Latics fans used to sing about Gary Caldwell being Superman, but will he be a super success as a manager? Wigan’s young chairman David Sharpe has acted very quickly and some would say too hastily in appointing an untried manager to lead the club.
Caldwell has an unenviable task of trying to pull off a miraculous escape from relegation with Latics eight points from safety with five games remaining.
But if Caldwell is able to lead the club to safety he will go down in Wigan Athletic history as the man who achieved the greatest of great escapes.
No one really expects the former Scotland captain to do it, but problems could arise next season when Wigan will be expecting to make a speedy return to the Championship.
The club has already undergone a massive exodus of quality players under Malky Mackay. Many of the remaining established players contracts are coming to an end and others are on short-term loan deals.
Caldwell will have to transform the playing squad and quickly build a team fit for promotion.
Somewhat bizarrely David Sharpe said the club did not approach any other candidates following Mackay’s departure.
“Gary is the only candidate we considered because we are so convinced of his qualities,” Sharpe said.
“He knows who we are as a football club and shares the same football philosophy.”
It is seems rather strange that Sharpe did not even consider at least speaking to some of the very well qualified and experienced managers currently available.

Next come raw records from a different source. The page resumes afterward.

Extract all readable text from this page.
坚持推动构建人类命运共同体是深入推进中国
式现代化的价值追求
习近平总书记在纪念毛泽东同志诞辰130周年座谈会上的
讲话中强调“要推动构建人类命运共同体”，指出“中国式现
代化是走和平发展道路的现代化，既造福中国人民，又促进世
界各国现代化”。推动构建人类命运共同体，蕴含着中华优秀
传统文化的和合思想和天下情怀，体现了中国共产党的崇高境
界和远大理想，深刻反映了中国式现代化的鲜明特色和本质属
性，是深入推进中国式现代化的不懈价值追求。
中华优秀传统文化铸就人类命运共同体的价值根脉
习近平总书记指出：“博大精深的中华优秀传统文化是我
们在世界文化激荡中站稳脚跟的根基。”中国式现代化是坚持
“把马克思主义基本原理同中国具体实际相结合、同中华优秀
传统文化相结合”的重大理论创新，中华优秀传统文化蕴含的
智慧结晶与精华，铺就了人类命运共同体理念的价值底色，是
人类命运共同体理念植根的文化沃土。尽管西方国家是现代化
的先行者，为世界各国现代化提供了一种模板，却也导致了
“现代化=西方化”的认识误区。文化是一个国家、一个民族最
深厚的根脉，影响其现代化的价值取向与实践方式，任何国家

It could work out to be an inspired appointment or it could be a disastrous one. Caldwell was regarded as both a heroic and comedic figure during his time as a player.
He helped lead Wigan to Premier League survival on a number of occasions but he was also capable of some major defensive blunders, which cost the team vital points.
Sharpe’s intention is that the former Latics, Celtic, Hibernian and Newcastle player will be able to re-create the successes of the Paul Jewell, Steve Bruce and Roberto Martinez eras.
But it will be a tall order as all these men had experienced managerial successes at other clubs before taking the helm at Wigan. Caldwell was a good leader on the pitch but that doesn’t always transfer to a managerial position.
Desire and commitment are not the only characteristics required to be a successful modern-day manager. Caldwell has been working through his coaching badges but the theory doesn’t always translate into the reality on the pitch.
Tactics, man management, motivational skills and bringing in the right type of players will all be crucial if he is to be a success.
He does have the experienced coaches Graham Barrow, Eric Black and Mike Pollitt alongside him, but the move from playing into management has often proved too difficult for many ex-players.
It is certainly a high-risk strategy for a club that is now onto its fourth manager since winning the FA Cup in May 2013. The challenge ahead should not be underestimated.
Wigan are in a downward trajectory and Caldwell has a massive task to turn the club around. It looks like we are soon going to find out if Gary Caldwell really is Superman.